Otomi consists out of the following projects:

Projectopen source

Otomi Core

Otomi Core is the heart of Otomi and contains a suite of the following integrated Kubernetes applications:

  • Istio: The service mesh framework with end-to-end transit encryption
  • Velero: Back up and restore your Kubernetes cluster resources and persistent volumes
  • Argo CD: Declarative continuous deployment
  • KubeClarity: Detect vulnerabilities of container images
  • Knative: Deploy and manage serverless workloads
  • Prometheus: Collecting container application metrics
  • Loki: Collecting container application logs
  • Harbor: Container image registry with role-based access control, image scanning, and image signing
  • HashiCorp Vault: Manage Secrets and Protect Sensitive Data
  • Kubeapps: Launching and managing applications on Kubernetes
  • Keycloak: Identity and access management for modern applications and services
  • OPA: Policy-based control for cloud-native environments
  • Let's Encrypt: A nonprofit Certificate Authority providing industry-recognized TLS certificates
  • Jaeger: End-to-end distributed tracing and monitor for complex distributed systems
  • Kiali: Observe Istio service mesh relations and connections
  • External DNS: Synchronize exposed ingresses with DNS providers
  • Drone: Continuous integration platform built on Docker
  • Gitea: Self-hosted Git service
  • Nginx Ingress Controller: Ingress controller for Kubernetes
  • Minio: High performance Object Storage compatible with Amazon S3 cloud storage service

Otomi Core is made available (per release) as a container image.

Otomi Core also contains the source code for Otomi CLI. Otomi CLI is a custom developed Command Line Interface for Otomi. Otomi CLI can be used for advanced initial configuration (bootstrapping), deployment, sync, push, template validation, and much more.

Otomi Tasks

Otomi Tasks consists of a set of Kubernetes jobs. These jobs ensure that the configuration of applications integrated in Otomi are always equal to the desired-state configuration (see Otomi Values). An example: If a team is created via Otomi Console (in combination with Otomi API), Otomi Tasks ensures that a project is created for the new team in Harbor, the access to the project in Harbor is configured, a robot account (that can be used to push images to the project registry) is created and that a pull secret is created in the namespace of the team.

Otomi Tasks is currently used to configure the following applications:

  • KeyCloak
  • Harbor
  • Gitea
  • Drone
  • Otomi (copy-certs and wait-for)

Otomi Clients

A factory to build and publish openapi clients used in the redkubes/otomi-tasks repo.

Otomi Clients is currently used to generate openapi clients for the following applications:

  • KeyCloak
  • Harbor
  • Gitea

Otomi API

Otomi API allows for a controlled change of all Otomi Values, based on a configuration scheme and is the brain of Otomi.
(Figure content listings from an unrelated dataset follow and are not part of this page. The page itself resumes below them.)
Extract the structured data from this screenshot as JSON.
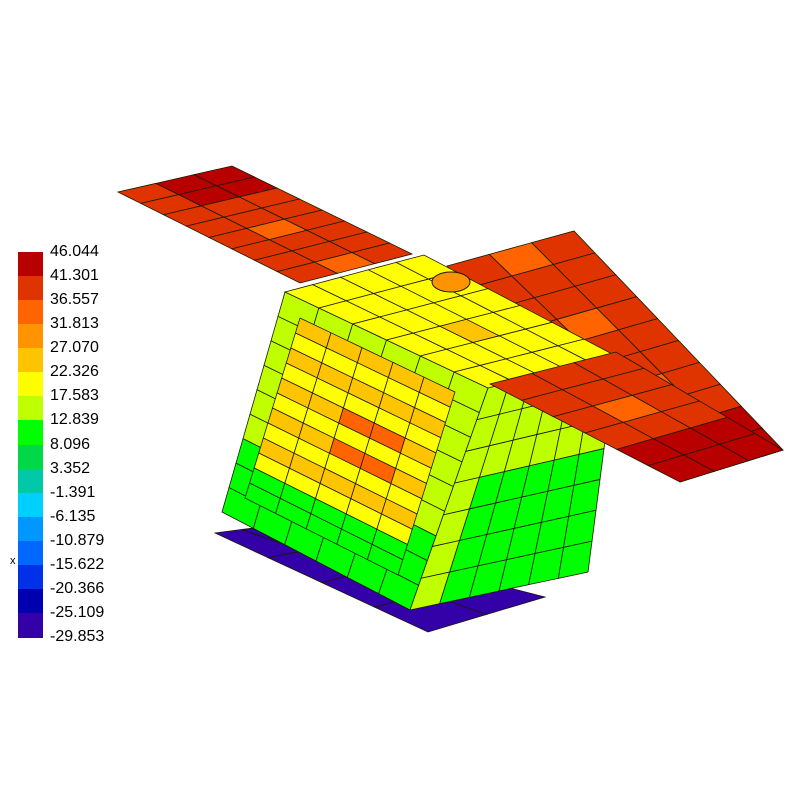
{
  "legend": {
    "labels": [
      "46.044",
      "41.301",
      "36.557",
      "31.813",
      "27.070",
      "22.326",
      "17.583",
      "12.839",
      "8.096",
      "3.352",
      "-1.391",
      "-6.135",
      "-10.879",
      "-15.622",
      "-20.366",
      "-25.109",
      "-29.853"
    ],
    "colors": [
      "#b80000",
      "#e03400",
      "#ff6400",
      "#ff9400",
      "#ffc400",
      "#ffff00",
      "#c0ff00",
      "#00ff00",
      "#00d848",
      "#00c8a8",
      "#00d0ff",
      "#0098ff",
      "#0068ff",
      "#0030e8",
      "#0000b0",
      "#3400a8"
    ]
  },
  "axis_label": "x"
}
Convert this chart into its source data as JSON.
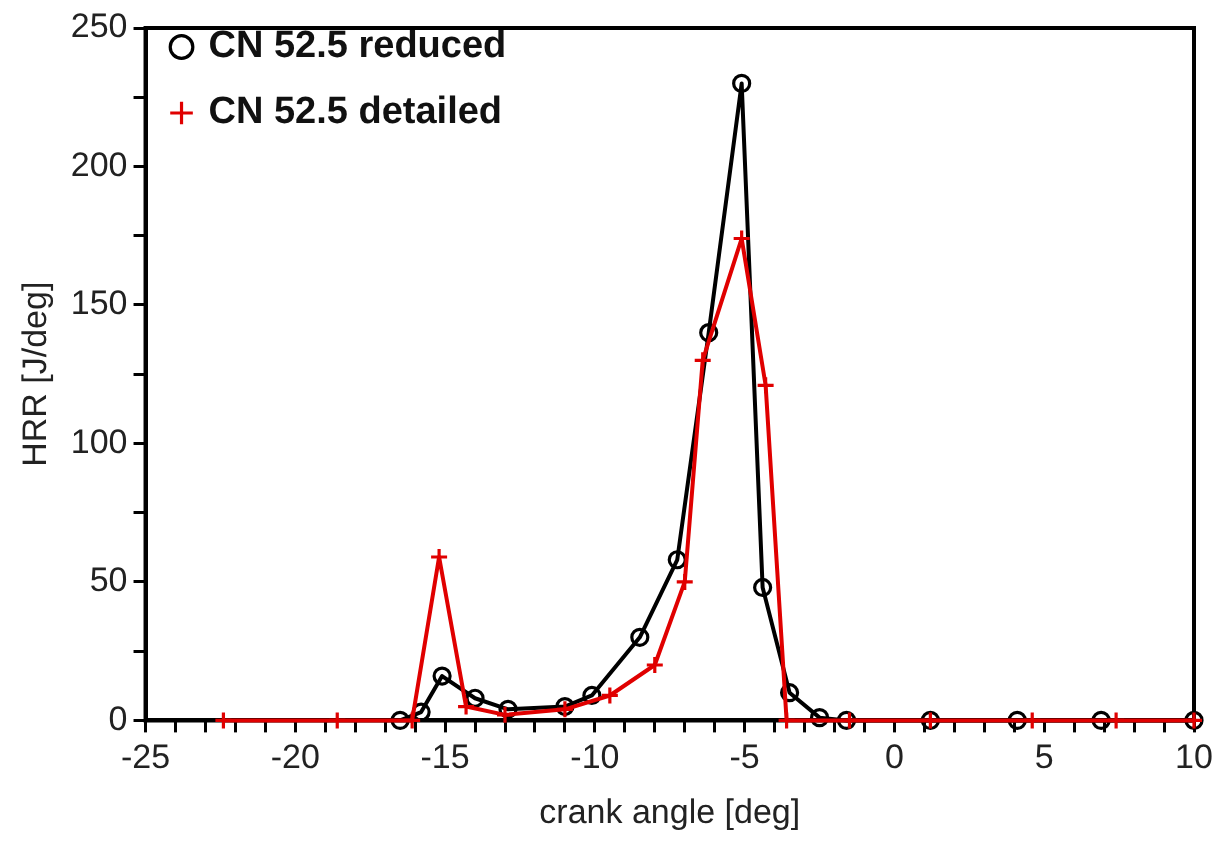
{
  "chart_data": {
    "type": "line",
    "xlabel": "crank angle [deg]",
    "ylabel": "HRR [J/deg]",
    "xlim": [
      -25,
      10
    ],
    "ylim": [
      0,
      250
    ],
    "xticks": [
      -25,
      {
        "value": -24,
        "label": null
      },
      {
        "value": -23,
        "label": null
      },
      {
        "value": -22,
        "label": null
      },
      {
        "value": -21,
        "label": null
      },
      -20,
      {
        "value": -19,
        "label": null
      },
      {
        "value": -18,
        "label": null
      },
      {
        "value": -17,
        "label": null
      },
      {
        "value": -16,
        "label": null
      },
      -15,
      {
        "value": -14,
        "label": null
      },
      {
        "value": -13,
        "label": null
      },
      {
        "value": -12,
        "label": null
      },
      {
        "value": -11,
        "label": null
      },
      -10,
      {
        "value": -9,
        "label": null
      },
      {
        "value": -8,
        "label": null
      },
      {
        "value": -7,
        "label": null
      },
      {
        "value": -6,
        "label": null
      },
      -5,
      {
        "value": -4,
        "label": null
      },
      {
        "value": -3,
        "label": null
      },
      {
        "value": -2,
        "label": null
      },
      {
        "value": -1,
        "label": null
      },
      0,
      {
        "value": 1,
        "label": null
      },
      {
        "value": 2,
        "label": null
      },
      {
        "value": 3,
        "label": null
      },
      {
        "value": 4,
        "label": null
      },
      5,
      {
        "value": 6,
        "label": null
      },
      {
        "value": 7,
        "label": null
      },
      {
        "value": 8,
        "label": null
      },
      {
        "value": 9,
        "label": null
      },
      10
    ],
    "yticks": [
      0,
      {
        "value": 25,
        "label": null
      },
      50,
      {
        "value": 75,
        "label": null
      },
      100,
      {
        "value": 125,
        "label": null
      },
      150,
      {
        "value": 175,
        "label": null
      },
      200,
      {
        "value": 225,
        "label": null
      },
      250
    ],
    "grid": false,
    "legend": "top left",
    "line_style": "solid",
    "series": [
      {
        "name": "CN 52.5 reduced",
        "color": "#000000",
        "marker": "circle",
        "x": [
          -16.5,
          -15.8,
          -15.1,
          -14,
          -12.9,
          -11,
          -10.1,
          -8.5,
          -7.25,
          -6.2,
          -5.1,
          -4.4,
          -3.5,
          -2.5,
          -1.6,
          1.2,
          4.1,
          6.9,
          10
        ],
        "values": [
          0,
          3,
          16,
          8,
          4,
          5,
          9,
          30,
          58,
          140,
          230,
          48,
          10,
          1,
          0,
          0,
          0,
          0,
          0
        ]
      },
      {
        "name": "CN 52.5 detailed",
        "color": "#e00000",
        "marker": "cross",
        "x": [
          -22.4,
          -18.6,
          -16.1,
          -15.2,
          -14.3,
          -13,
          -11,
          -9.5,
          -8,
          -7,
          -6.4,
          -5.1,
          -4.3,
          -3.6,
          -1.5,
          1.2,
          4.6,
          7.4,
          10
        ],
        "values": [
          0,
          0,
          0,
          59,
          5,
          2,
          4,
          9,
          20,
          50,
          130,
          174,
          121,
          0,
          0,
          0,
          0,
          0,
          0
        ]
      }
    ]
  }
}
Otomi API runs as a container on each cluster running.

Otomi Console

Otomi Console is the User Interface of Otomi. Otomi Console communicates with Otomi API for reading and changing Otomi Values configuration. Otomi Console also offers (via the Otomi Apps option) shortcuts to the UI of the various integrated applications.

Integrated Applications

Otomi contains four types of applications:

  • Core applications: applications that are activated by default
  • Shared applications: applications that are shared between teams. Shared applications are user-, and role-aware or not (user is anonymous)
  • Team applications: applications with a dedicated instance per team
  • Optional applications: applications that are optional and can be activated by the platform admin

The following table shows all integrated applications:

Ingress NGINX ControllerX
Prometheus ServerXX
Prometheus kube state metricsXX
Gatekeeper OperatorX
Hashicorp VaultXXX

Ingress architecture

Otomi installs and configures an advanced ingress architecture. Ingress for a service can be configured using Otomi Services. The following figure shows the ingress and SSO architecture.
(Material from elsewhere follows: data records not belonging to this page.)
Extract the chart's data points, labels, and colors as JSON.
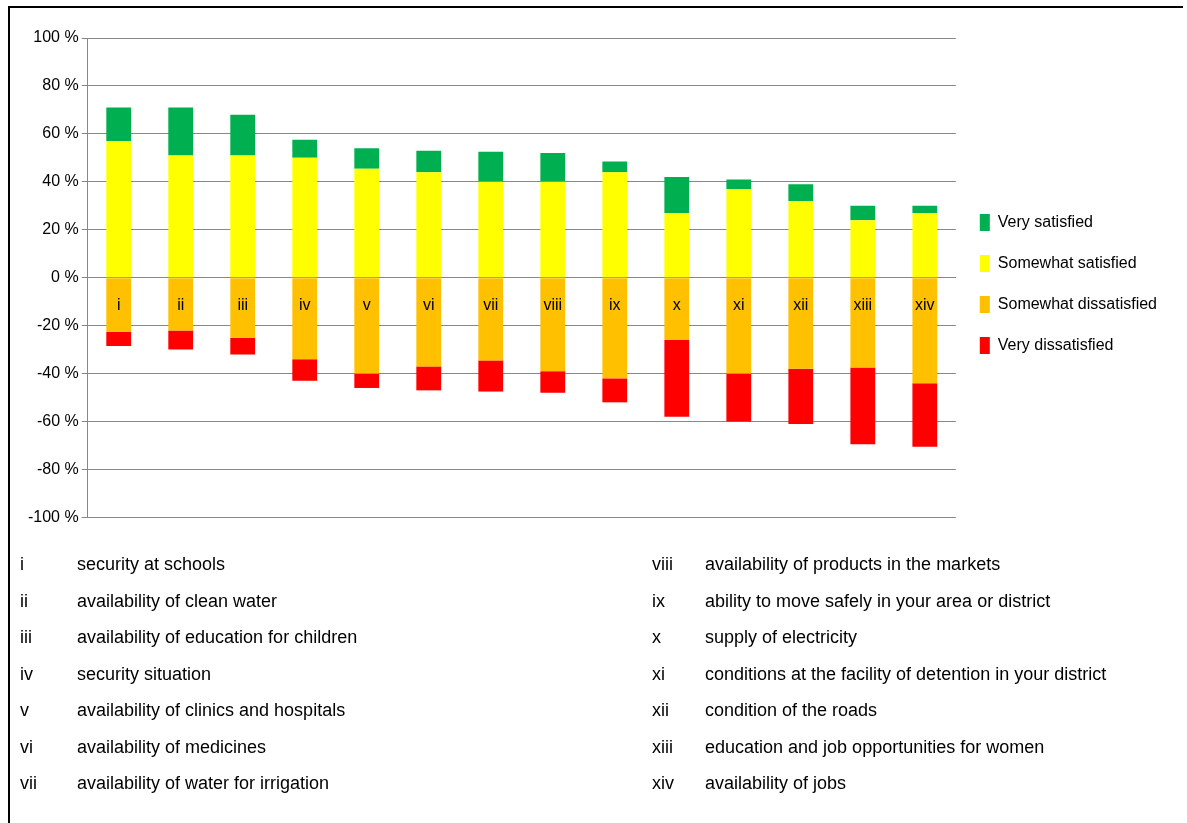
{
  "chart_data": {
    "type": "bar",
    "stacked": true,
    "categories": [
      "i",
      "ii",
      "iii",
      "iv",
      "v",
      "vi",
      "vii",
      "viii",
      "ix",
      "x",
      "xi",
      "xii",
      "xiii",
      "xiv"
    ],
    "series": [
      {
        "name": "Somewhat satisfied",
        "color": "#ffff00",
        "values": [
          57,
          51,
          51,
          50,
          45.5,
          44,
          40,
          40,
          44,
          27,
          37,
          32,
          24,
          27
        ]
      },
      {
        "name": "Very satisfied",
        "color": "#00b050",
        "values": [
          14,
          20,
          17,
          7.5,
          8.5,
          9,
          12.5,
          12,
          4.5,
          15,
          4,
          7,
          6,
          3
        ]
      },
      {
        "name": "Somewhat dissatisfied",
        "color": "#ffc000",
        "values": [
          -22.5,
          -22,
          -25,
          -34,
          -40,
          -37,
          -34.5,
          -39,
          -42,
          -26,
          -40,
          -38,
          -37.5,
          -44
        ]
      },
      {
        "name": "Very dissatisfied",
        "color": "#ff0000",
        "values": [
          -6,
          -8,
          -7,
          -9,
          -6,
          -10,
          -13,
          -9,
          -10,
          -32,
          -20,
          -23,
          -32,
          -26.5
        ]
      }
    ],
    "ylim": [
      -100,
      100
    ],
    "yticks": [
      {
        "value": -100,
        "label": "-100 %"
      },
      {
        "value": -80,
        "label": "-80 %"
      },
      {
        "value": -60,
        "label": "-60 %"
      },
      {
        "value": -40,
        "label": "-40 %"
      },
      {
        "value": -20,
        "label": "-20 %"
      },
      {
        "value": 0,
        "label": "0 %"
      },
      {
        "value": 20,
        "label": "20 %"
      },
      {
        "value": 40,
        "label": "40 %"
      },
      {
        "value": 60,
        "label": "60 %"
      },
      {
        "value": 80,
        "label": "80 %"
      },
      {
        "value": 100,
        "label": "100 %"
      }
    ],
    "grid": "y",
    "legend": "right",
    "annotations": [
      "i security at schools",
      "ii availability of clean water",
      "iii availability of education for children",
      "iv security situation",
      "v availability of clinics and hospitals",
      "vi availability of medicines",
      "vii availability of water for irrigation",
      "viii availability of products in the markets",
      "ix ability to move safely in your area or district",
      "x supply of electricity",
      "xi conditions at the facility of detention in your district",
      "xii condition of the roads",
      "xiii education and job opportunities for women",
      "xiv availability of jobs"
    ]
  }
}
The ingress & SSO architecture overview explained:

  • (optional) an external gateway is used for termination of external traffic (e.g. an Azure Application Gateway or an AWS Application Load Balancer).
  • 2 Ingress NGINX controllers are deployed, one for public access and one for authenticated access.
  • Authenticated (SSO) access is handled by an oauth2 proxy and KeyCloak. The user logs in using the Otomi custom KeyCloak login page.
  • KeyCloak is configured with an external IDP (optional) or uses local accounts. After authentication, KeyCloak provides a normalized JWT token. The JWT token is used by integrated core applications (providing user and role information) and team services configured with SSO
  • 4 Istio (ingress) gateways are provisioned:
  1. a public gateway for routing public (non authenticated traffic to a service
  2. an authentication gateway to route authenticated traffic to a service
  3. a local gateway (for local cluster routing)
  4. a Knative gateway to route traffic to Knative services
  • For each service a Istio virtual service is configured.
  • One egress gateway is provisioned for all egress traffic (network policies allow all egress traffic).